Interviewed by the Washington Post’s Chris Cillizza, Putnam (who teaches at the University of Georgia) calls attention to what he calls the “50/75 rule”: For all the differences in the nominating contests of 2008 and 2012, the candidate who led in delegates when half had been awarded formally nailed down the nomination more or less when three-fourths had been awarded. In the abbreviated primary battle of 2008, the 50 percent mark was reached on February 8. The leader then, John McCain, did indeed win the nomination by March 4, when 75 percent of all delegates had been allocated. In the more stretched-out calendar of 2012, Mitt Romney led at the 50 percent mark on March 24, and actually didn’t formally croak Rick Santorum until a week after the 75 percent mark on May 22.

This year, a later start but a more compressed calendar has created yet another timetable for operation of the 50/75 rule: 50 percent of the delegates will have been awarded on March 15, and 75 percent on April 26, according to Putnam’s calculations.   
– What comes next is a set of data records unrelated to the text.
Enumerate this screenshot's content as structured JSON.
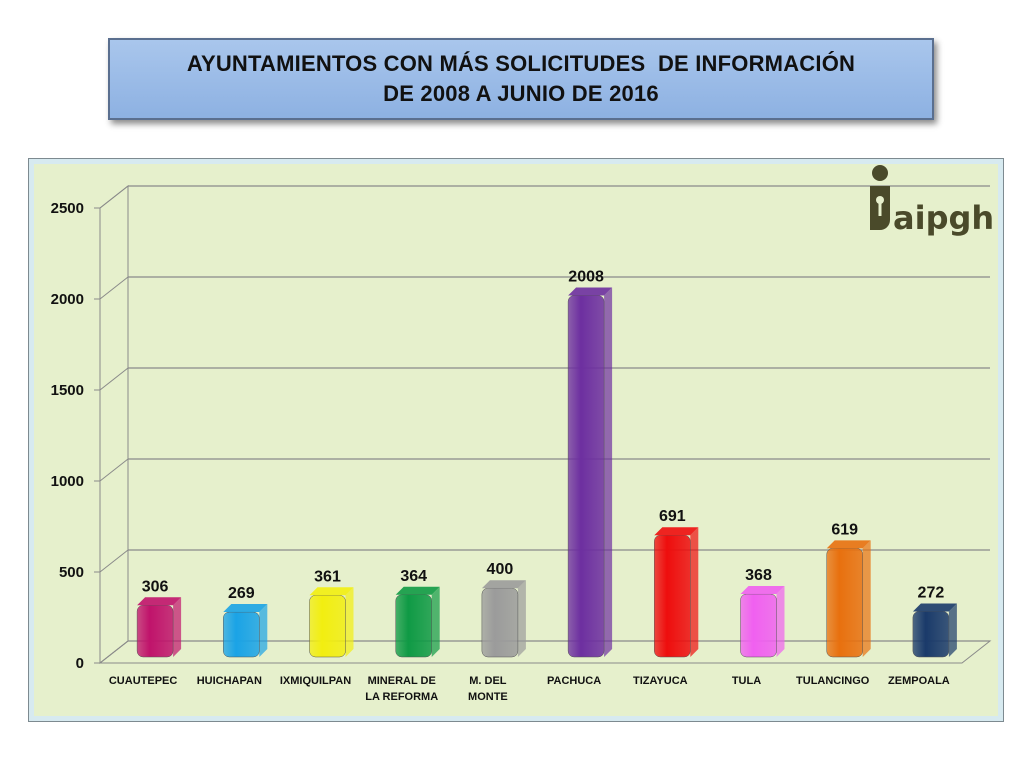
{
  "title": {
    "line1": "AYUNTAMIENTOS CON MÁS SOLICITUDES  DE INFORMACIÓN",
    "line2": "DE 2008 A JUNIO DE 2016"
  },
  "logo": {
    "text": "aipgh",
    "icon": "info-person-icon",
    "color": "#4a4a2a"
  },
  "chart_data": {
    "type": "bar",
    "title": "AYUNTAMIENTOS CON MÁS SOLICITUDES  DE INFORMACIÓN DE 2008 A JUNIO DE 2016",
    "xlabel": "",
    "ylabel": "",
    "ylim": [
      0,
      2500
    ],
    "yticks": [
      0,
      500,
      1000,
      1500,
      2000,
      2500
    ],
    "grid": true,
    "legend": "none",
    "categories": [
      [
        "CUAUTEPEC"
      ],
      [
        "HUICHAPAN"
      ],
      [
        "IXMIQUILPAN"
      ],
      [
        "MINERAL DE",
        "LA REFORMA"
      ],
      [
        "M. DEL",
        "MONTE"
      ],
      [
        "PACHUCA"
      ],
      [
        "TIZAYUCA"
      ],
      [
        "TULA"
      ],
      [
        "TULANCINGO"
      ],
      [
        "ZEMPOALA"
      ]
    ],
    "values": [
      306,
      269,
      361,
      364,
      400,
      2008,
      691,
      368,
      619,
      272
    ],
    "colors": [
      "#c0136b",
      "#1aa3e6",
      "#f2ee10",
      "#0f9a45",
      "#9b9b9b",
      "#6d2fa0",
      "#ee0d0d",
      "#f060f0",
      "#e8700e",
      "#1a3a6a"
    ]
  }
}
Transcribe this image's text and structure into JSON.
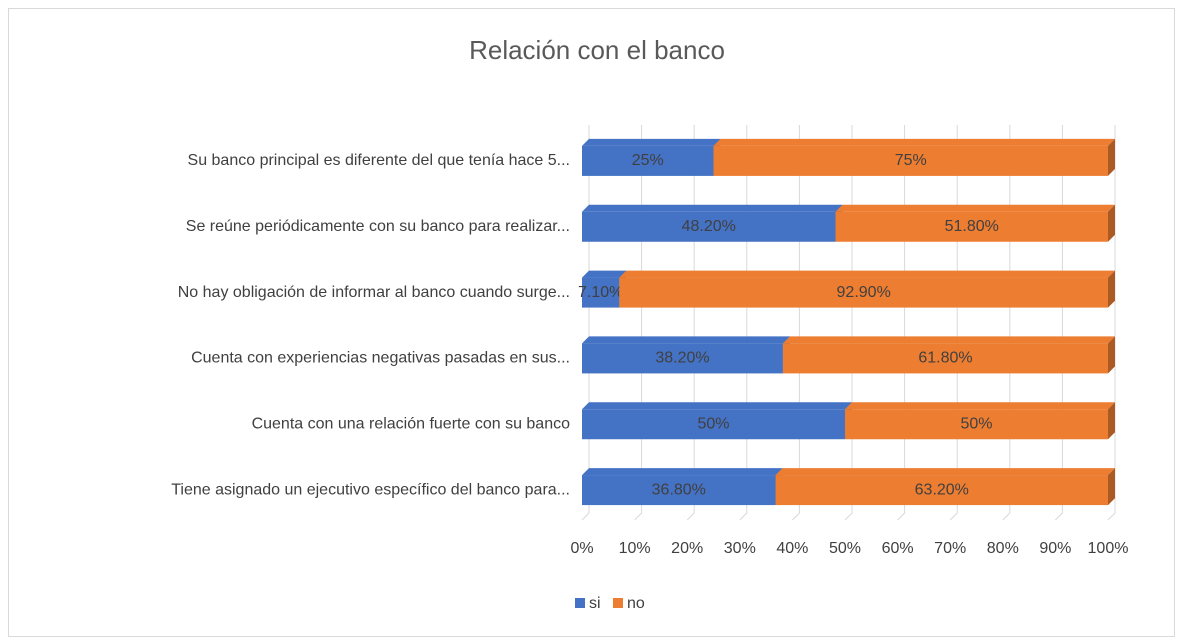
{
  "chart_data": {
    "type": "bar",
    "orientation": "horizontal",
    "stacked": true,
    "three_d": true,
    "title": "Relación con el banco",
    "categories": [
      "Su banco principal es diferente del que tenía hace 5...",
      "Se reúne periódicamente con su banco para realizar...",
      "No hay obligación de informar al banco cuando surge...",
      "Cuenta con experiencias negativas pasadas en sus...",
      "Cuenta con una relación fuerte con su banco",
      "Tiene asignado un ejecutivo específico del banco para..."
    ],
    "series": [
      {
        "name": "si",
        "color": "#4472c4",
        "values": [
          25,
          48.2,
          7.1,
          38.2,
          50,
          36.8
        ],
        "value_labels": [
          "25%",
          "48.20%",
          "7.10%",
          "38.20%",
          "50%",
          "36.80%"
        ]
      },
      {
        "name": "no",
        "color": "#ed7d31",
        "values": [
          75,
          51.8,
          92.9,
          61.8,
          50,
          63.2
        ],
        "value_labels": [
          "75%",
          "51.80%",
          "92.90%",
          "61.80%",
          "50%",
          "63.20%"
        ]
      }
    ],
    "xlim": [
      0,
      100
    ],
    "xticks": [
      {
        "value": 0,
        "label": "0%"
      },
      {
        "value": 10,
        "label": "10%"
      },
      {
        "value": 20,
        "label": "20%"
      },
      {
        "value": 30,
        "label": "30%"
      },
      {
        "value": 40,
        "label": "40%"
      },
      {
        "value": 50,
        "label": "50%"
      },
      {
        "value": 60,
        "label": "60%"
      },
      {
        "value": 70,
        "label": "70%"
      },
      {
        "value": 80,
        "label": "80%"
      },
      {
        "value": 90,
        "label": "90%"
      },
      {
        "value": 100,
        "label": "100%"
      }
    ],
    "grid": true,
    "legend": "bottom"
  }
}
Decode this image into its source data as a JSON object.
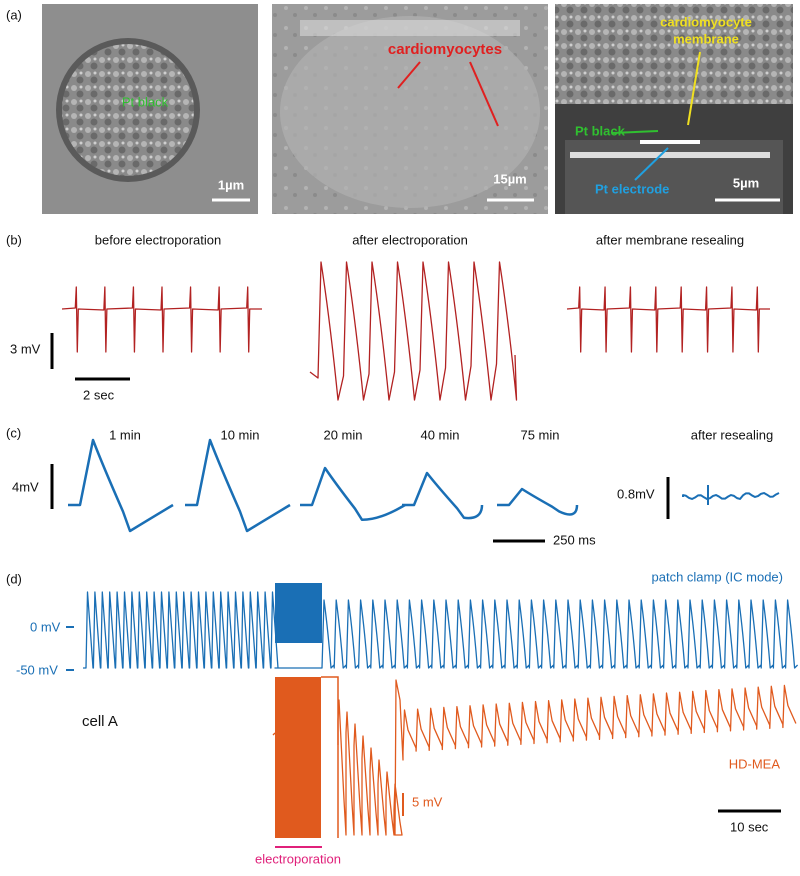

Precedent aside, there’s a certain intuitive logic to the ides of March being the crucial date for Republicans. We’ll know by then, obviously, whether Donald Trump has been cut down to size by Ted Cruz in Iowa and by some Establishment candidate in New Hampshire. South Carolina, a traditional winnowing state, will have come and gone, as will have “Super Tuesday” on March 1, with its subtext of an “SEC Primary” of seven southern states where either Trump or Cruz — whichever has survived in good shape — could do very well. And on March 15 itself, there are five sizable states — Florida, Illinois, Missouri, North Carolina, and Ohio — holding primaries, with two of them (Florida and Ohio) awarding delegates on a winner-take-all basis. Florida alone could be either a landmark victory vaulting one of them into the lead or a death knell for Floridians Marco Rubio and Jeb Bush. 

You can still construct scenarios where the contest stretches beyond the 75 percent mark in late April: if, for example, Trump is the leader and a well-funded ABD (Anybody But Donald) movement emerges. Or if Ted Cruz takes a solid lead by March 15, the shift in the calendar to northeastern states in April could slow down if not reverse his momentum. But no one should hock the family silverware to pay for accommodations in Cleveland in the expectation of an old-fashioned multi-ballot convention. That’s still at best a very remote possibility.